L’insertion de segments intra cornéen (anneaux) permet une certaine réhabilitation visuelle pour certains patients. L’échec des méthodes précédemment citées conduit à envisager la réalisation d’une kératoplastie transfixiante, ou lamellaire profonde, dont les modalités et le pronostic sont similaires à celui du kératocône primitif.
Prévention de l’ectasie cornéenne induite par le LASIK
Les possibilités thérapeutiques étant actuellement limitées en matière d’ectasie induite, la prévention de cette complication possède une importance capitale.
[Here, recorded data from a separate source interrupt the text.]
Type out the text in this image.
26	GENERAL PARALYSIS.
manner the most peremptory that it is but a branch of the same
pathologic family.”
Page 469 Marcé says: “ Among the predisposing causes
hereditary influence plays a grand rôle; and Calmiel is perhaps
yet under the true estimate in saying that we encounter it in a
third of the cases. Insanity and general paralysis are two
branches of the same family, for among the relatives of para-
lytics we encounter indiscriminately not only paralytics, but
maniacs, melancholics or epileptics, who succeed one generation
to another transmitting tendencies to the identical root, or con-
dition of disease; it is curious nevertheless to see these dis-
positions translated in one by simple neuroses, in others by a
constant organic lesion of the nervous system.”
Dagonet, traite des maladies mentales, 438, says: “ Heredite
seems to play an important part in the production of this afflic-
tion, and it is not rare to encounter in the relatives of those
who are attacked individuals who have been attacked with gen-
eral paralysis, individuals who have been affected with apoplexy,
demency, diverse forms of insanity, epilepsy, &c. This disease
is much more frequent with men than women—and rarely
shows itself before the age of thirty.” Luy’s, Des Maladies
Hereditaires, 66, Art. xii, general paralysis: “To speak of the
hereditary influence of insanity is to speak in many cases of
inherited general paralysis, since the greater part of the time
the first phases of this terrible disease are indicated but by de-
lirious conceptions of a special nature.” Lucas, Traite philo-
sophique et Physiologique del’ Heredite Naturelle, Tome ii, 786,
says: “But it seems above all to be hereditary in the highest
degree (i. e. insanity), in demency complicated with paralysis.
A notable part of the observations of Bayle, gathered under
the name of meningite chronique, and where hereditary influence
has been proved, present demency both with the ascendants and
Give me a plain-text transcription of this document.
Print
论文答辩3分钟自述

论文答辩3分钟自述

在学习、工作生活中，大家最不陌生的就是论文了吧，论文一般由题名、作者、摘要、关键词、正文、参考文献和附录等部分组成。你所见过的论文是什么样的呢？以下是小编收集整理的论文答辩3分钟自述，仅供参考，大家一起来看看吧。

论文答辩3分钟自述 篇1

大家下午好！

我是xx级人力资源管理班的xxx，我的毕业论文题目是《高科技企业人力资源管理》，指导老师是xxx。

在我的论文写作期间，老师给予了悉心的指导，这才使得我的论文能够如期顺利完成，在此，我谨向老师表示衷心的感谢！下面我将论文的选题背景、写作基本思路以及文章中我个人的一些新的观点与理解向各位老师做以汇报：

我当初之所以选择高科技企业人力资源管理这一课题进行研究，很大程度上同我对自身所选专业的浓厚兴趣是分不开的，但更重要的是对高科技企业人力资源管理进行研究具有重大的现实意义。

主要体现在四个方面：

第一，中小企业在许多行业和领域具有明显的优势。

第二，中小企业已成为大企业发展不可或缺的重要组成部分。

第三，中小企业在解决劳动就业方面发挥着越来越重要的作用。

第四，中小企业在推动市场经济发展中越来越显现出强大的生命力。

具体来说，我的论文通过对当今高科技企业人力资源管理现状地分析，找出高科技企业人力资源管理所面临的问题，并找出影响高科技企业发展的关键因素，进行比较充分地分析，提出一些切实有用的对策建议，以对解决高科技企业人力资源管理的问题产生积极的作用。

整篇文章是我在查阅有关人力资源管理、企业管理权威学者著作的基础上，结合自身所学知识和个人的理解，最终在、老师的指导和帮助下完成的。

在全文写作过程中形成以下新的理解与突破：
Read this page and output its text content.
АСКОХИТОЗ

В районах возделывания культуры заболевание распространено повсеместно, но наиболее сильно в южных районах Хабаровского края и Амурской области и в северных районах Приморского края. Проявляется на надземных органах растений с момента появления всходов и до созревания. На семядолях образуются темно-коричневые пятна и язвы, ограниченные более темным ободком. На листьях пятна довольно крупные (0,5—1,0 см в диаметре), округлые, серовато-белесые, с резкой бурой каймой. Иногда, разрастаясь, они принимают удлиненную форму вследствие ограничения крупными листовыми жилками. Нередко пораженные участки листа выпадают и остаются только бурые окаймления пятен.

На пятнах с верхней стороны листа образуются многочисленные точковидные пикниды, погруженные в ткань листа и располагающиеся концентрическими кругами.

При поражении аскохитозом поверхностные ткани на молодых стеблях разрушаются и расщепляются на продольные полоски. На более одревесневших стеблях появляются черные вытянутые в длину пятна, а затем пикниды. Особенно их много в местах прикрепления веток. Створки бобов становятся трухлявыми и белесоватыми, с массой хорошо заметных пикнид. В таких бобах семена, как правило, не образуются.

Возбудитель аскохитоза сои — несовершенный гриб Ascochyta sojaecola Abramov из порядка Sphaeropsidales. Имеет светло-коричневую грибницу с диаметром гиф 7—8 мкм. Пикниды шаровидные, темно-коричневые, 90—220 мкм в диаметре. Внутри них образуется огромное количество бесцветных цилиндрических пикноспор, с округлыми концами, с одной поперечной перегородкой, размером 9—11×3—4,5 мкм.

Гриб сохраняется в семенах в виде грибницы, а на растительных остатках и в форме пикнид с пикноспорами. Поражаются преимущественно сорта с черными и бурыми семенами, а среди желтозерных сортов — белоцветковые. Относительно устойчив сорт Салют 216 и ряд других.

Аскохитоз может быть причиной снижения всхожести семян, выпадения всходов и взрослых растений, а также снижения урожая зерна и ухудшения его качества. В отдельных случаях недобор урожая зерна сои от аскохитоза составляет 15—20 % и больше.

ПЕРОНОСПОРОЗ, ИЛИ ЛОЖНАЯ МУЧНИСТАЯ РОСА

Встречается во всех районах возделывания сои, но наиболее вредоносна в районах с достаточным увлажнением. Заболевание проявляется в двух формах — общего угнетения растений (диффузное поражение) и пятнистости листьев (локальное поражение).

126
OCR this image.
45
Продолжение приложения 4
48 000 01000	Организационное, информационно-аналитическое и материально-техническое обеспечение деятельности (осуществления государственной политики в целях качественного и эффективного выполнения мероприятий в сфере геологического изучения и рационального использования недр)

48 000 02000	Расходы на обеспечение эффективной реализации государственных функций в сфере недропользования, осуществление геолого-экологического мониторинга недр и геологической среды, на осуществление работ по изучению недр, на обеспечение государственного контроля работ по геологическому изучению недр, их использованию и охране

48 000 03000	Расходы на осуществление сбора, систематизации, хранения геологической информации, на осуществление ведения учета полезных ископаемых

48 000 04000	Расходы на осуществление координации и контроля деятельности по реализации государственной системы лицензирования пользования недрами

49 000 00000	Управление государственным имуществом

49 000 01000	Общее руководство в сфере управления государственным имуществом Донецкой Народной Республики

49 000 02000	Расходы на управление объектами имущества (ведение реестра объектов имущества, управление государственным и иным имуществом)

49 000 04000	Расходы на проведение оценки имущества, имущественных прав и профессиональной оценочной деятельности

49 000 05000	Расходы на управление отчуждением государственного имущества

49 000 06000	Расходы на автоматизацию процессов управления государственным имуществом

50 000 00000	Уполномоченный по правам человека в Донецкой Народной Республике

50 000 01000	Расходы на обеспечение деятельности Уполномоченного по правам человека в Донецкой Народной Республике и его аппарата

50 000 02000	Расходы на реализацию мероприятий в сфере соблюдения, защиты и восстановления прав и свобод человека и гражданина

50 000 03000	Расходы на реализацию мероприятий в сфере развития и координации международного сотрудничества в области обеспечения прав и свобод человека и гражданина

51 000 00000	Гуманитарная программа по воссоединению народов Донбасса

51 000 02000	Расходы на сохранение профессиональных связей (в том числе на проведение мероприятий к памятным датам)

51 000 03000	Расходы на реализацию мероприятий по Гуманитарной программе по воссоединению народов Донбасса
Elle repose sur deux piliers : le respect d’un mur postérieur résiduel d’épaisseur résiduelle suffisante, et SURTOUT l’exclusion des cornées « à risque ». Par ailleurs, il est important d’expliquer au patient qu’il ne faut se frotter vigoureusement les yeux sous aucun prétexte après chirurgie réfractive cornéenne; les frottements oculaires répétés favorisent le déclenchement et l’évolution du kératocône et de l’ectasie cornéenne.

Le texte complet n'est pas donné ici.